EvidenceProf Blog

Editor: Colin Miller
Univ. of South Carolina School of Law

Monday, October 26, 2009

We The Jury: Eastern District Of Louisiana Finds Rule 606(b) Precludes Jury Impeachment On Issue Of Whether Unanimous Verdict Was Reached

Federal Rule of Evidence 606(b) provides that

Upon an inquiry into the validity of a verdict or indictment, a juror may not testify as to any matter or statement occurring during the course of the jury's deliberations or to the effect of anything upon that or any other juror's mind or emotions as influencing the juror to assent to or dissent from the verdict or indictment or concerning the juror's mental processes in connection therewith. But a juror may testify about (1) whether extraneous prejudicial information was improperly brought to the jury's attention, (2) whether any outside influence was improperly brought to bear upon any juror, or (3) whether there was a mistake in entering the verdict onto the verdict form. A juror's affidavit or evidence of any statement by the juror may not be received on a matter about which the juror would be precluded from testifying.

In Imperial Trading Co., Inc. v. Travelers Property Cas. Co. of America, 2009 WL 2922307 (E.D. La. 2009), the plaintiffs claimed that evidence that the jury failed to reach a unanimous verdict fell under the exception contained in subsection (3). They were wrong.

In Imperial Trading, the United States District Court for the Eastern District of Louisiana

presided over a six-day jury trial regarding an insurance dispute that arose from commercial property damaged by Hurricane Katrina....During closing statements, plaintiffs asked that the jury award (1) over $10 million in damages for defendant's alleged breach of the insurance policy between the parties, (2) bad-faith penalties...for arbitrary and capricious failure to pay over $12 million within thirty days of receiving a satisfactory proof of loss, and (3) further bad-faith penalties...for the $3.6 million in consequential damages plaintiffs allegedly suffered from defendant's failure to pay within sixty days of receiving a proof of loss....On August 13, the jury returned a verdict of $1,757,588 in damages for breach of contract....The jury also awarded penalties under § 22:658 for arbitrarily and capriciously failing to pay $1,250,000 within thirty days of receiving a satisfactory proof of loss. The jury did not award any bad-faith penalties.


According to plaintiffs, one of the jurors in the case visited plaintiffs' property later that afternoon and spoke to Freddie Bailey and Gabe Corchiani, employees of plaintiffs who testified during trial. During this interaction, the juror explained that she did not agree with the amounts announced in open court, and she did not understand how the amounts were calculated.

The plaintiffs thus moved for leave to interview the three jurors “for the purpose of obtaining sworn statements regarding the failure of the jury to render a unanimous verdict.” According to the plaintiffs, if these jurors confirmed that the jury had not reached a unanimous verdict, they could impeach the jury's verdict under Federal Rule of Evidence 606(b)(3) because there was a mistake in entering the verdict onto the verdict form.

The Eastern District of Louisiana disagreed, noting that Federal Rule of Evidence 606(b)(3) only applieswhen the jurors unanimously agree upon a verdict but then incorrectly enter that verdict on the verdict form.

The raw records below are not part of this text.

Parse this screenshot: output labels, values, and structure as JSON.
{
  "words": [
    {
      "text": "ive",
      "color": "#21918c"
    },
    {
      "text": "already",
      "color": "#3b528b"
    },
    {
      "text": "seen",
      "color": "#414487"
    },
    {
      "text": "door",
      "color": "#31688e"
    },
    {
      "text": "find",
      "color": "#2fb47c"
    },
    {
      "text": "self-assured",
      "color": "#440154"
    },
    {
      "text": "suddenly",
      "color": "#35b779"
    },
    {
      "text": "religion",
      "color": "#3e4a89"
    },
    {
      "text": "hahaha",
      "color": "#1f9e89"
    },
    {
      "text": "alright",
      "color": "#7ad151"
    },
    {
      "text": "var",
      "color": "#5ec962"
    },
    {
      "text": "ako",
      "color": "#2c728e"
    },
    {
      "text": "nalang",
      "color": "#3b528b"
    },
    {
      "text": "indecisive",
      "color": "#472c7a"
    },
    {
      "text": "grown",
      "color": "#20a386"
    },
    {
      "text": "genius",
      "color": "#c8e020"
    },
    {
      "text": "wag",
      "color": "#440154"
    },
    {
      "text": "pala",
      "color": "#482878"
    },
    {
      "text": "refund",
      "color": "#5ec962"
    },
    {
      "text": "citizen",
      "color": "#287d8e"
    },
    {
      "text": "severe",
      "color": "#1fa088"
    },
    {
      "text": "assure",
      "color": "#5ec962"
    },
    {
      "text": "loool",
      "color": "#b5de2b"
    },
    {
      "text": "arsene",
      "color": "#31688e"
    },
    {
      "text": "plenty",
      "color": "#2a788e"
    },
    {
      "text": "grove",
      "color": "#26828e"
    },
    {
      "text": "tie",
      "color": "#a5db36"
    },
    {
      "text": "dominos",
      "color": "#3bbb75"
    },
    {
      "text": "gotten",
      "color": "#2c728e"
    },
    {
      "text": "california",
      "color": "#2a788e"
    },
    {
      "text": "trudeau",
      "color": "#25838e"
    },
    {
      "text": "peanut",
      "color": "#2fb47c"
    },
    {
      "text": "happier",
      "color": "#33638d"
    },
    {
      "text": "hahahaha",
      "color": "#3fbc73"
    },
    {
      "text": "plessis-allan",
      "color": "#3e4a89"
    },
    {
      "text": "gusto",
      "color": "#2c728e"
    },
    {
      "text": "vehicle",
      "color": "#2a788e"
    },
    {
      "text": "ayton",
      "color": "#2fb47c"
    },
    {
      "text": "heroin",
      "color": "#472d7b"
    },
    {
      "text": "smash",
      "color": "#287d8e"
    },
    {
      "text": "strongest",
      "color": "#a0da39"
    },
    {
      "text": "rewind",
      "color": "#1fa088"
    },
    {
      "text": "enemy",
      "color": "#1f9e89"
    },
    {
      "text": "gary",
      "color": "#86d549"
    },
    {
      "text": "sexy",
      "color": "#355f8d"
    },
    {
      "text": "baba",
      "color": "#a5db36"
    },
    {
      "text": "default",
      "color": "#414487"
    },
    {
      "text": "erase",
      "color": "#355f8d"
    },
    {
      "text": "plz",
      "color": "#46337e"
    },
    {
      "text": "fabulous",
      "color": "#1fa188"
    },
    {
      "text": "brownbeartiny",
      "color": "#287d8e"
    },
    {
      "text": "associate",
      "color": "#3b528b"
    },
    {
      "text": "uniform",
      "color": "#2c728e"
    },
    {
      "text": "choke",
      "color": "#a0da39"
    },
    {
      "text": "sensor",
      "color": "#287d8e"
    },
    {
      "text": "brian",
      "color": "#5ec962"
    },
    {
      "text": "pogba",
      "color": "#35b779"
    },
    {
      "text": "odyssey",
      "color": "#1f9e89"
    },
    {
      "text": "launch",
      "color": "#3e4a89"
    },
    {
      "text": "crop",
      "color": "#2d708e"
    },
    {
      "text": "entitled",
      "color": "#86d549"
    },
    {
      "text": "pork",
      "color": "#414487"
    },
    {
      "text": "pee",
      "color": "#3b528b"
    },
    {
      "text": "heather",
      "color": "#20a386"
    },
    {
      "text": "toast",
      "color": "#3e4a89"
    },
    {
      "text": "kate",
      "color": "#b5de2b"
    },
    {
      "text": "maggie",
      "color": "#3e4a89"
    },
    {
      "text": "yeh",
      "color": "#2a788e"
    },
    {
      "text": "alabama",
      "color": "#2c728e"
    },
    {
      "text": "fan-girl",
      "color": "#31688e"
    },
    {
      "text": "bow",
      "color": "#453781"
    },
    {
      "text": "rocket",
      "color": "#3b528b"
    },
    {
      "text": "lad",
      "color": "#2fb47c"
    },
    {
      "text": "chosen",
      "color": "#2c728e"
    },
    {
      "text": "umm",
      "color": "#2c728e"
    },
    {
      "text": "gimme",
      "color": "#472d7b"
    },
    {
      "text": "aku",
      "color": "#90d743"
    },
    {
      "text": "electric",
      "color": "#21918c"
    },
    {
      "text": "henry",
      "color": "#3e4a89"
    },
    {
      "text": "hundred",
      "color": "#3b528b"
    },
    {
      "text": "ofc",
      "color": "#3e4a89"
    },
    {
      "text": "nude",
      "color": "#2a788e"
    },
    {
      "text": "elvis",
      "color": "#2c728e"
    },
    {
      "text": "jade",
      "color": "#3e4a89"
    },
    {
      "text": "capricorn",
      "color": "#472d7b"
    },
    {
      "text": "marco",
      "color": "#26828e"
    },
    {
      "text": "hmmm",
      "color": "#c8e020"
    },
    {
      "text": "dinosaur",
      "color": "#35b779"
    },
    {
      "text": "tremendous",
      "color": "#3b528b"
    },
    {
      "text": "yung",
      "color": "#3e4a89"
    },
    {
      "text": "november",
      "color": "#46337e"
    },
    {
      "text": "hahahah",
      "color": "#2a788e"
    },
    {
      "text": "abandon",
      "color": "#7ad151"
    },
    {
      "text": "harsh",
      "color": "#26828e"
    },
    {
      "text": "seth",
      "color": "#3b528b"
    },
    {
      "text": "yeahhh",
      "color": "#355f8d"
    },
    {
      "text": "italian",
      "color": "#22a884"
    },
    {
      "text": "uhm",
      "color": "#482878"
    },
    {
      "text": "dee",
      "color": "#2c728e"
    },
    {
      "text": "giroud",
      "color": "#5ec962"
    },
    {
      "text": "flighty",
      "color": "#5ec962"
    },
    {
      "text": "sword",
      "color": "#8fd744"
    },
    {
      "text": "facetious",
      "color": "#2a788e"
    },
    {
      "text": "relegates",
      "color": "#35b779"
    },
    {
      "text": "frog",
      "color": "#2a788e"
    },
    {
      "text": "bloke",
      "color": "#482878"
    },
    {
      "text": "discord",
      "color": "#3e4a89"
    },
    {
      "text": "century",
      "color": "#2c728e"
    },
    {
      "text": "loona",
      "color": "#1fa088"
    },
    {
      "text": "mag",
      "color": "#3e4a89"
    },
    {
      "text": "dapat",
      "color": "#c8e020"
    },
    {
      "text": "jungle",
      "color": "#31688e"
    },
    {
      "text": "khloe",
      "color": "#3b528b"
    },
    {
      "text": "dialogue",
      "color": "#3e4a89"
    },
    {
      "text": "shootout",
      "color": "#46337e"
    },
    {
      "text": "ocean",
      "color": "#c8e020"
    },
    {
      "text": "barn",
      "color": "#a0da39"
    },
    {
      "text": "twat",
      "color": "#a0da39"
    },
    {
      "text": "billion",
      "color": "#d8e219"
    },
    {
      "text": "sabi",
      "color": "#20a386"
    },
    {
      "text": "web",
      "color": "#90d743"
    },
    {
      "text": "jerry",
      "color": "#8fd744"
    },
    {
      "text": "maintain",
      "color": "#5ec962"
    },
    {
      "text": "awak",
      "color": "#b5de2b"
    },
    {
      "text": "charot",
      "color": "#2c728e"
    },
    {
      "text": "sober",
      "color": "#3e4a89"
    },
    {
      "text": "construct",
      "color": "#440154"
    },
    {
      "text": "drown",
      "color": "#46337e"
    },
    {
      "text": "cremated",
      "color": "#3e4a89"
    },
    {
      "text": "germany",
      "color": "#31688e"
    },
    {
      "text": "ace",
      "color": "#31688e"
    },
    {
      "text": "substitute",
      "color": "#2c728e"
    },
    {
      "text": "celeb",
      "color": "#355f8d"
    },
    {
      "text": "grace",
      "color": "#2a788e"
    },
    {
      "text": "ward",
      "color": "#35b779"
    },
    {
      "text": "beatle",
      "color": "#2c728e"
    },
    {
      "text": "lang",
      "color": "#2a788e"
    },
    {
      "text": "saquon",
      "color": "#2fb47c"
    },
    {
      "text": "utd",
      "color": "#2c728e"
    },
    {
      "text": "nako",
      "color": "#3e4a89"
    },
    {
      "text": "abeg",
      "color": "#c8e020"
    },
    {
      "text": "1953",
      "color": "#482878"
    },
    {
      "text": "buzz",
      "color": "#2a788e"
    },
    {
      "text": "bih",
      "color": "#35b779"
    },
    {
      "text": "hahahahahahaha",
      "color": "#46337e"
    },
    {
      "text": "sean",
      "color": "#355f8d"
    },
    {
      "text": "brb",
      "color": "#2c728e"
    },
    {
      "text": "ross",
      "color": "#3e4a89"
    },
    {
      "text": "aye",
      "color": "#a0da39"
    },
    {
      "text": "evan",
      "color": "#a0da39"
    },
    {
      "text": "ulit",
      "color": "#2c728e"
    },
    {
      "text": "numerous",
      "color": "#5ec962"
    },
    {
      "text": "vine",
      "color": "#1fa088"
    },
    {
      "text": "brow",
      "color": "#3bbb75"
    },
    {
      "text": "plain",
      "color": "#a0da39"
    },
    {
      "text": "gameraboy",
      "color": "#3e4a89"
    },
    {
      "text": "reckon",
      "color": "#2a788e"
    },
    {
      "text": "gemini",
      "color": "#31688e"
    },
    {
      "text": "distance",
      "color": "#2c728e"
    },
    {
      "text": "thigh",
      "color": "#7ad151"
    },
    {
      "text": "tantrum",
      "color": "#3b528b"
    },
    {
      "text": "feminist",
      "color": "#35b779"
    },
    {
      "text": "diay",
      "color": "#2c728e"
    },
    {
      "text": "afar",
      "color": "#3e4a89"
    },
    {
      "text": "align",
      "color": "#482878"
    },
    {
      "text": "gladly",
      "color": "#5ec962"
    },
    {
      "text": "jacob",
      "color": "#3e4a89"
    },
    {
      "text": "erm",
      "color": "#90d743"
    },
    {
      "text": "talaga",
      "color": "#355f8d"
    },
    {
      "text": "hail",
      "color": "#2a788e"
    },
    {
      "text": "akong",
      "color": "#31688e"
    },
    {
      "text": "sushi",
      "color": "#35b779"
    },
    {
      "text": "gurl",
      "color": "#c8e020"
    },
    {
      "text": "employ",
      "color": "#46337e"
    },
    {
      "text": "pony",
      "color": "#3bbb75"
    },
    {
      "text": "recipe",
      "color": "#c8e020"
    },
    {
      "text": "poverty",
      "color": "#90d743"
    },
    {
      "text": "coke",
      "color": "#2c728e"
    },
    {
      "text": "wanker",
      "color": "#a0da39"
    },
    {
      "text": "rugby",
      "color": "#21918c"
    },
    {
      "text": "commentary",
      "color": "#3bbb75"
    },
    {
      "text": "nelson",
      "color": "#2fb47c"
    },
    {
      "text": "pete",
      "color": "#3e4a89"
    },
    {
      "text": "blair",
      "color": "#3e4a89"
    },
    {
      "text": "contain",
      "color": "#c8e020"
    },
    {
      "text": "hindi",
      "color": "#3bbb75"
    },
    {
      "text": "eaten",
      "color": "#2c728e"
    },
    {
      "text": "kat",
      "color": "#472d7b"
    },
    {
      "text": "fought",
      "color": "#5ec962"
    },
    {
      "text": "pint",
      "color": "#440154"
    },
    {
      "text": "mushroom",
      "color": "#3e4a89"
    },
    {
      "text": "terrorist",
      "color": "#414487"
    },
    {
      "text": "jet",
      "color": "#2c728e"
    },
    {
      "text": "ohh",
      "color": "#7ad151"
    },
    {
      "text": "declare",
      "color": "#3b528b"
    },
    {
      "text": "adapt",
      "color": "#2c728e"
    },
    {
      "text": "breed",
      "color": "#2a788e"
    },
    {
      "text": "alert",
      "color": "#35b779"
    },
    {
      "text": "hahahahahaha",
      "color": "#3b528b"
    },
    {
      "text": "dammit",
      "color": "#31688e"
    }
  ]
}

So, if the jury agreed to award the plaintiffs $3 million but accidently wrote $2 million of the verdict form, there could be jury impeachment.

Conversely, the court noted that Federal Rule of Evidence 606(b) precludes jury impeachment on the issue of whether a verdict was unanimous. This conclusion is correct and borne out by the Advisory Committee Note to Federal Rule of Evidence 606(b), which states that the Rule was based upon the common law rule that prevented jurors from testifying that they had reached a compromise verdict, i.e., a decision made by a jury in which the jurors split the difference between the high amount of damages which one group of jurors feel is justified and the low amount other jurors favor, or quotient verdict, i.e., an award of money damages set by a jury in a lawsuit in which each juror states in writing his/her opinion of what the amount should be.